Another disease we see in childhood is a severe progressive condition called Alper’s syndrome. This condition usually starts very early in childhood and leads to severe neurodegeneration with seizures. It is an unusual condition because it has a marked effect on the visual cortex, for reasons we do not understand. The underlying genetic defects in the majority of patients with Alper’s syndrome are mutations in polymerase gamma gene – the only mitochondrial DNA polymerase [an enzyme which mitochondrial DNA needs in order to replicate].

Neurological symptoms in older patients

As patients get older we see a lot of other neurological symptoms. Patients may get stroke like episodes and seizures. These episodes are stroke like rather than true strokes because, whereas true strokes are due to a blockage of a single blood vessel, these episodes cross the boundaries of several different blood vessels. Whilst a range of different genetic defects may cause these stroke-like episodes, the majority of patients have a specific mitochondrial DNA mutation (m.3243A>G). The m.3243A>G mutation is the most common pathogenic mitochondrial DNA mutation, but less than 10% of patients carrying this mutation develop the stroke like episodes and one challenge that we face is how to identify those patient most at risk.

Another mitochondrial DNA mutation (m.8344A>G) rarely causes stroke like episodes, but frequently causes a specific form of seizure called myoclonic epilepsy [small involuntary jerks rather than the large movements seen with most motor seizures]. This mutation also causes ataxia [marked disturbance of balance] and muscle weakness. Other neurological features include cognitive impairment, which can be progressive and severe in some patients, deafness so severe that people require cochlear implants, severe blindness due to involvement of the optic nerve, peripheral neuropathy, and severe muscle weakness.

Our research

Understanding some of the mechanisms involved in the development of symptoms is one way to improve treatment. But research in this area presents several challenges, including the fact that there are no good animal models of mitochondrial DNA disease.

One aspect of our own work is exploring the changes seen in the post-mortem brains and spinal cords of patients who have died with mitochondrial disease. These studies are very important because they are the only way we have of looking carefully at the changes that have occurred in the presence of the genetic defect in mitochondrial function. We do an extensive number of studies on post-mortem tissue and these are only possible because patients and their families have donated tissue for research.

These studies show extensive changes to the brains of patients with mitochondrial disease – both neurodegeneration and evidence of severe oxidative phosphorylation defects, which we believe is a forerunner to cell loss. Interestingly, specific areas of the brain seem to be more affected than others. One of the intriguing challenges of our work is to discover why this occurs. It may be, for example, that some neurons have a particularly high need for energy and are therefore more sensitive to the impairment of mitochondrial function.

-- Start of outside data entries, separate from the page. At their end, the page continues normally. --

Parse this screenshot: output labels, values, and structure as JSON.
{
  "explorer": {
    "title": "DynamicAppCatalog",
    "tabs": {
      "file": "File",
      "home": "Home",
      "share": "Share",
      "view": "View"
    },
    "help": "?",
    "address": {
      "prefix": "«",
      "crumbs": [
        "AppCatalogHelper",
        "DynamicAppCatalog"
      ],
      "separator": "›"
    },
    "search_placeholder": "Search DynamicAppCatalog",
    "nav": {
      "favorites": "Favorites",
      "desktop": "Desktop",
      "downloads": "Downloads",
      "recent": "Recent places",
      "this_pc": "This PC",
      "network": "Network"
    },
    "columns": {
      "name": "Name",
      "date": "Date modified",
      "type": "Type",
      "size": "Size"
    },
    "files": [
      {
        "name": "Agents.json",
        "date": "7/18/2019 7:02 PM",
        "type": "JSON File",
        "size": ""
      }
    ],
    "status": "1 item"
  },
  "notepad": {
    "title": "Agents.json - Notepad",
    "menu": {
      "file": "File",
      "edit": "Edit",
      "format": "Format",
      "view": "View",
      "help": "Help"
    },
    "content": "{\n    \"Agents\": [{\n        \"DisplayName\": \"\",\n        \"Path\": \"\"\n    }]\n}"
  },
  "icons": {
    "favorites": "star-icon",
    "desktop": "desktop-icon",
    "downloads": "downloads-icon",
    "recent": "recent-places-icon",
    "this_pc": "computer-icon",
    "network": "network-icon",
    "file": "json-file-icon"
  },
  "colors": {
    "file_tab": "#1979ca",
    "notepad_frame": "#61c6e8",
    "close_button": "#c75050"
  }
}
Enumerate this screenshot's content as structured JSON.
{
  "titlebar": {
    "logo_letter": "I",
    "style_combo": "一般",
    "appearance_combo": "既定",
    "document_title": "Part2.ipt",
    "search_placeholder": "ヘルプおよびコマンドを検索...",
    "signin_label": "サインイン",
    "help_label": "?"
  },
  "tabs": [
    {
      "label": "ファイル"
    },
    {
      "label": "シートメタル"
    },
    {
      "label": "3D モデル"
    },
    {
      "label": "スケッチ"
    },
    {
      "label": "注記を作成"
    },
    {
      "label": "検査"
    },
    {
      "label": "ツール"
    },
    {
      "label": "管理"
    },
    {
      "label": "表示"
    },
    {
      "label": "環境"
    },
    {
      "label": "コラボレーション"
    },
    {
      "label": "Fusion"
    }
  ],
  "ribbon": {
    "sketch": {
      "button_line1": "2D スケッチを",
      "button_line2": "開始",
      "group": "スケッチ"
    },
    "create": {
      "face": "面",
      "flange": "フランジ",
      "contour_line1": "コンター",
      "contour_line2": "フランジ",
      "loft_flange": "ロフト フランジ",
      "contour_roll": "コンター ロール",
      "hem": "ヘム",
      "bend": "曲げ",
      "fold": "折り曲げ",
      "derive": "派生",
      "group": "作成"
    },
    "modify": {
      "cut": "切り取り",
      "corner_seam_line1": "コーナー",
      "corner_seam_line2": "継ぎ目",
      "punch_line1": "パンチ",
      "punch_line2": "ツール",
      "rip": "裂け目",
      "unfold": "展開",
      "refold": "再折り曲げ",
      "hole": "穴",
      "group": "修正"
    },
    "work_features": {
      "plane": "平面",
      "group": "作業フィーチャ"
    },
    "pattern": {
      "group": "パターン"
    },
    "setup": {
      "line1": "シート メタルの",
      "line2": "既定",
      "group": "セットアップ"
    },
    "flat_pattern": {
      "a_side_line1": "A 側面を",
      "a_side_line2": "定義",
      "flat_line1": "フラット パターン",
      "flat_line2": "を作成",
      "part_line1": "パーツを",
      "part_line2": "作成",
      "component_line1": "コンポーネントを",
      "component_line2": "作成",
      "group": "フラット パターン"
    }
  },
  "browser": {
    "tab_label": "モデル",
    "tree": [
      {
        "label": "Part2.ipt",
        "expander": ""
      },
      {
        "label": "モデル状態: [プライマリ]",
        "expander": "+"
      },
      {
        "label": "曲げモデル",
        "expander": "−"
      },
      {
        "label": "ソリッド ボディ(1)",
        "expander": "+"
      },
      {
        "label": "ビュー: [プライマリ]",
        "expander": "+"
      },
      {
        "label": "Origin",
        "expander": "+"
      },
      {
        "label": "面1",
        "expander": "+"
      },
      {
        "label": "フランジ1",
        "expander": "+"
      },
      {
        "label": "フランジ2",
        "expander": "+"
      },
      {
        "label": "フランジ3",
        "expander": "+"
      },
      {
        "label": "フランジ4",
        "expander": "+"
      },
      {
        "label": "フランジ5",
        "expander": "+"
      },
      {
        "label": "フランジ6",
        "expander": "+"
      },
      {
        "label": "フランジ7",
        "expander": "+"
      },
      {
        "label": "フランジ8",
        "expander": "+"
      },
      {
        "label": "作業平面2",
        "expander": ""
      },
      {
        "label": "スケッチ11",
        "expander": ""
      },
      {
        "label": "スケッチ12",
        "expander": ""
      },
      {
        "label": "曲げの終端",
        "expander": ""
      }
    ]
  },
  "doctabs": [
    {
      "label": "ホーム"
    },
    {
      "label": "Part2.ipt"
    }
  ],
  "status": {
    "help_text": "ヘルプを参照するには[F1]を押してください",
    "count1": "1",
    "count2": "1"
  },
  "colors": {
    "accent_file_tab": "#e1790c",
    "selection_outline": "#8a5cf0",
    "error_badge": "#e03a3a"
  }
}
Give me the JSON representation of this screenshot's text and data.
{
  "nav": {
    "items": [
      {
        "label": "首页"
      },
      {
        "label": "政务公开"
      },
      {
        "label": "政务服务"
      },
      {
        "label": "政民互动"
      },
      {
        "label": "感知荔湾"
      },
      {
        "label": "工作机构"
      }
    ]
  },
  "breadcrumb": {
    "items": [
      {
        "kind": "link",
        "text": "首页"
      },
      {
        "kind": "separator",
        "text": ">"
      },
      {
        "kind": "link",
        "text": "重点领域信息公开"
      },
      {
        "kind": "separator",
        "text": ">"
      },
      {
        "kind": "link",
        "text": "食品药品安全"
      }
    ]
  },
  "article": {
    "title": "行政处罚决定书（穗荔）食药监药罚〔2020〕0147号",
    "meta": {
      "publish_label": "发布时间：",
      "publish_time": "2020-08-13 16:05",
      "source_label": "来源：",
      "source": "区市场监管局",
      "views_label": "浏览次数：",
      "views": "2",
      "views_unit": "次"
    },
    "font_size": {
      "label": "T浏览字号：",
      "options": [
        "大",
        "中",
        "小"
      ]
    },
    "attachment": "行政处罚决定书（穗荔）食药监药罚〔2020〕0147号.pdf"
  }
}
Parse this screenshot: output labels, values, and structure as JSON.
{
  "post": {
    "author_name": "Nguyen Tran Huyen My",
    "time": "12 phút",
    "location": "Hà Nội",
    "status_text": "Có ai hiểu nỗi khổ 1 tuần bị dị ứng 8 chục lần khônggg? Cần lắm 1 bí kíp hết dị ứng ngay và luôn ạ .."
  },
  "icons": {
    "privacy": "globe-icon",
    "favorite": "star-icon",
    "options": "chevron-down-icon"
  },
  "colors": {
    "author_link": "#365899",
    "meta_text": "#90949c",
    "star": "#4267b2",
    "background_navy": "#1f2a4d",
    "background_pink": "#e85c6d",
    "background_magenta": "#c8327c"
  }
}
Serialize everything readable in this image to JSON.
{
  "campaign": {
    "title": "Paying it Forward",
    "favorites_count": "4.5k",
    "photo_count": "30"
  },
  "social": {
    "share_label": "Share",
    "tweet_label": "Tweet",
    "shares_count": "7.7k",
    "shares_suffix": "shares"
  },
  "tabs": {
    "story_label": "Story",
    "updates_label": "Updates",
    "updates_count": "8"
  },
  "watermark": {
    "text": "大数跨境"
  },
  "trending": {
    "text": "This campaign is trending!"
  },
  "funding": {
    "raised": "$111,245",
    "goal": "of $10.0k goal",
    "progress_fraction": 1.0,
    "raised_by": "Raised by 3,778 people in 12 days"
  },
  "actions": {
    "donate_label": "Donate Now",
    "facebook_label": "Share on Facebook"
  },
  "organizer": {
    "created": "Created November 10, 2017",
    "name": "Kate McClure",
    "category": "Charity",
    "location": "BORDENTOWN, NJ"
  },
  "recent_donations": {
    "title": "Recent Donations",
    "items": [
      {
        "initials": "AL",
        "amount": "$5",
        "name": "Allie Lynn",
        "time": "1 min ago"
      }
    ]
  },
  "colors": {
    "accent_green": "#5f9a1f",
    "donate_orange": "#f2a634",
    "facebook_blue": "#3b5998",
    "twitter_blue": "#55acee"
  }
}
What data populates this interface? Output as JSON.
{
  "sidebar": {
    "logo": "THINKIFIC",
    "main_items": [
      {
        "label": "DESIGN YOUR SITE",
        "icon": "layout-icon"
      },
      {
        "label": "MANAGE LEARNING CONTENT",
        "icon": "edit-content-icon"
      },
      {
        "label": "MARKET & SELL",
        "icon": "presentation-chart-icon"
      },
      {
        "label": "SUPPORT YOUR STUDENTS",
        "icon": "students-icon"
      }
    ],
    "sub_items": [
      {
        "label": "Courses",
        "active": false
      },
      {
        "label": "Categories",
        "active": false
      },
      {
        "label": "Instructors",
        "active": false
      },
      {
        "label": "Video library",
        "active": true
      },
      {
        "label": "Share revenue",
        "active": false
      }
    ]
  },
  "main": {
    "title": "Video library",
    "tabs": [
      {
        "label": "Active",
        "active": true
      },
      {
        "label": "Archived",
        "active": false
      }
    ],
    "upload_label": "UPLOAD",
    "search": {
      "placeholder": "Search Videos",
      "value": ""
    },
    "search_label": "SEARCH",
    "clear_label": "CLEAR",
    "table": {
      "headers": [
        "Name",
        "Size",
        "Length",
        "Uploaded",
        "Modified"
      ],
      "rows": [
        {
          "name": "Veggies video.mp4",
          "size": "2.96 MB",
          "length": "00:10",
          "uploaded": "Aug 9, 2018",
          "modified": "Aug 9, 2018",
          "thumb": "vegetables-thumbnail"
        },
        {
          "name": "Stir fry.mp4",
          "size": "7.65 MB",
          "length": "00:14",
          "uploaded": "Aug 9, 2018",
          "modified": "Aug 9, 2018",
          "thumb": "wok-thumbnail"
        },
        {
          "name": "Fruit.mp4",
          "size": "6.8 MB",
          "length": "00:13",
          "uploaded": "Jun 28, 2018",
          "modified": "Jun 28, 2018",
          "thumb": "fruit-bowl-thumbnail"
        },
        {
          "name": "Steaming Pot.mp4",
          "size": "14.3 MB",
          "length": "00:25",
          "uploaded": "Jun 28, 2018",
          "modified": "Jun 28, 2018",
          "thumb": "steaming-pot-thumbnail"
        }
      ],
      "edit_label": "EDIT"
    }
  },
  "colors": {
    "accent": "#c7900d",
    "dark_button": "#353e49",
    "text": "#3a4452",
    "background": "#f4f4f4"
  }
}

Other studies include both work on animal models and cells in cultures to try and understand whether the predominant defect is found in the neurons themselves or the glia [the supporting cells for the neurons], as this could lead to different treatments. For example it may be possible to target specific drugs to glia which would not enter the neuron. Another possibility is that one of the major defects occurs in the connections between different brain regions, as these are highly dependent on energy. This could explain some of the problems patients have with their memories and other thought processes.

The challenges of understanding the neurological defect in patients with mitochondrial disease are considerable, and frustrating at times. However in the Wellcome Trust Centre we see just how important these problems are for our patients and this reminds us of the importance of this work.